Ebbene il gruppo etnico mediterraneo, a cui apparteniamo noi italiani, è lo stesso a cui appartengono anche gli iberici, i francesi del sud e perfino i magrebini (cioè, gli abitanti del Nordafrica): questo è quello che sosteneva William Z. Ripley nel suo The races of Europe (1899). Ripley era dell’idea che l’uomo mediterraneo fosse di statura medio bassa, carnagione olivastra e dai capelli neri: Attilio Fontana, quindi, non sarebbe stato considerato, all’epoca, un appartenente all’etnia che oggi vorrebbe difendere (e neppure il sottoscritto, per la cronaca). Fu Mussolini, per evidenti motivazioni politiche, a sostenere che il mediterraneo fosse il ramo più meridionale della razza ariana: ancora una volta, il concetto di razza veniva usato dalla politica per delimitare dei confini, per decidere chi ci stava dentro e chi fuori.

Sapete perché è assurdo parlare seriamente di razze ed etnie in maniera discriminante (operando, cioè, un discrimine, ponendo un confine netto basato sulla purezza etnica)? Perché le etnie pure non esistono. Perché l’Italia, così come tutte le altre nazioni europee, ha alle spalle una lunga storia di miscugli etnici e culturali che hanno modificato (e rafforzato) il nostro corredo genetico e i nostri tratti somatici. Le aree più orientali del Friuli-Venezia Giulia hanno senza dubbio subito la contaminazione slava; i tirolesi hanno ascendenze nordeuropee e i valdostani francesi (francesi che, a loro volta, sono un miscuglio di popoli galli, latini, celti e germanici); il Meridione è passato sotto il controllo cartaginese (l’attuale Tunisia), poi romano, quindi normanno, arabo e spagnolo; le città di mare come Genova, Venezia, Pisa e Amalfi erano importantissimi centri del commercio internazionale, e da lì sono transitati mercanti orientali, che molto probabilmente avranno lasciato il loro segno etnico, mischiandosi alla popolazione locale. E questo solo fermandoci alle contaminazioni più note e facilmente immaginabili: basta solo che un vostro trisavolo abbia sposato una donna magari figlia illegittima di un bianco e di una schiava (o comunque una donna straniera), e la vostra purezza se ne andrebbe al diavolo. E queste contaminazioni non sono solo etniche, ma anche culturali: usiamo parole provenienti da lingue di tutto il mondo, usiamo numeri arabi, e altro ancora.
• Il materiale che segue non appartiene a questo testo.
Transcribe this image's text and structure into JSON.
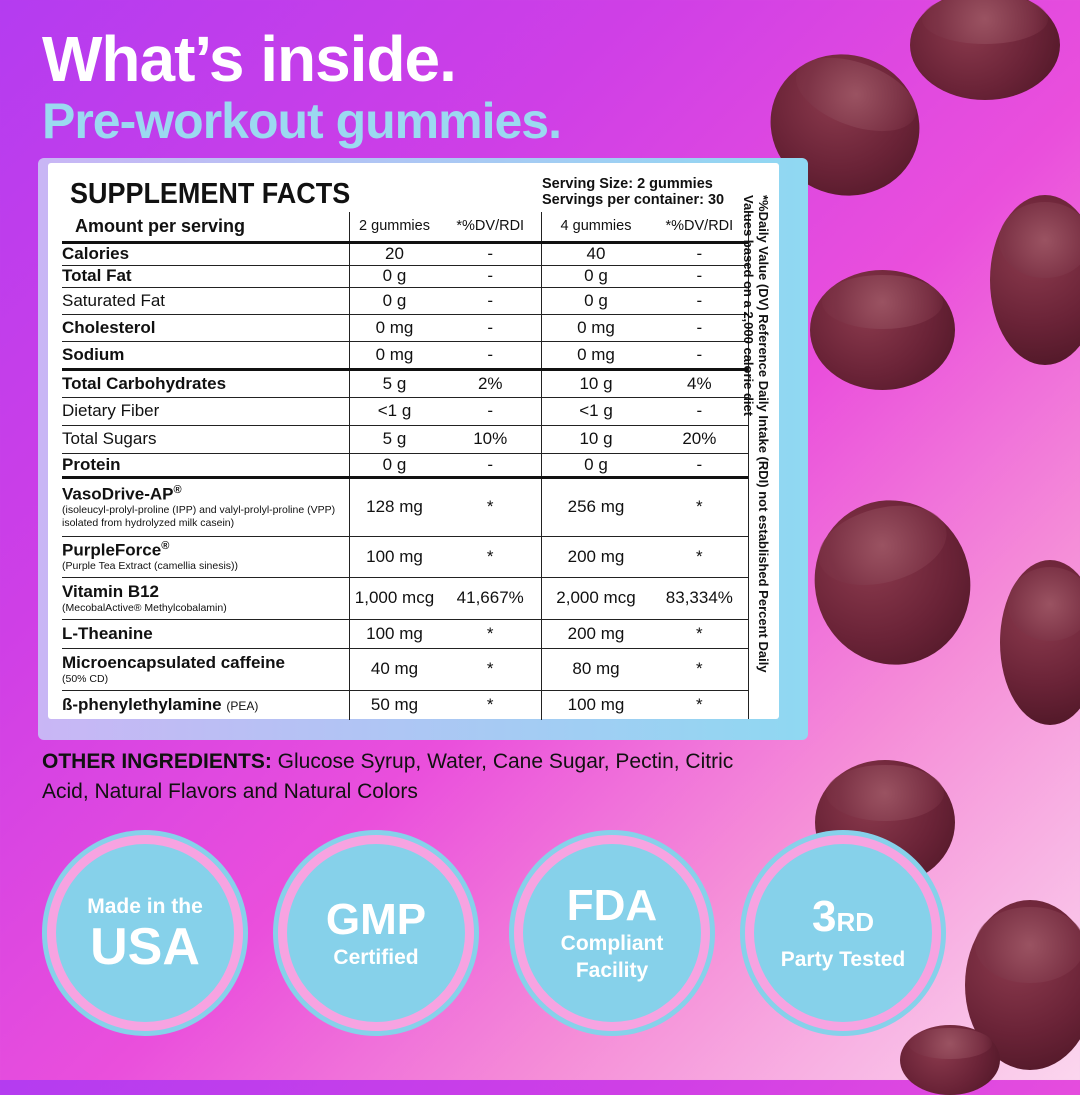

Anche volendo considerare la nostra etnia sotto il profilo linguistico (il metodo più usato per riconoscere un “popolo” è sempre stato quello di qualificarlo in base ai parlanti di una lingua o di un ceppo linguistico) scopriremmo che tra le lingue di origine latina come l’italiano c’è anche il rumeno, e quindi i rumeni fanno parte del nostro “popolo” più degli inglesi. Allargandoci ulteriormente, e prendendo in considerazione il gruppo delle lingue indoeuropee, dovremmo accettare di riconoscere come nostri fratelli anche coloro che parlano lingue indo-iraniche, provenienti cioè dall’area persiana e indiana, e perfino i parlanti romanì (cioè, i Rom e i Sinti).

Attilio Fontana, e con lui tutti quelli che blaterano della “nostra razza”, hanno tracciato il loro corredo genetico per verificarne la purezza? Quasi sicuramente no. Semplicemente, ne fanno una questione politica: definiscono superficialmente e occasionalmente chi ha il diritto di essere un italiano puro e chi no. Paradossalmente, sono i peggiori nemici del concetto di razza che tanto rivendicano.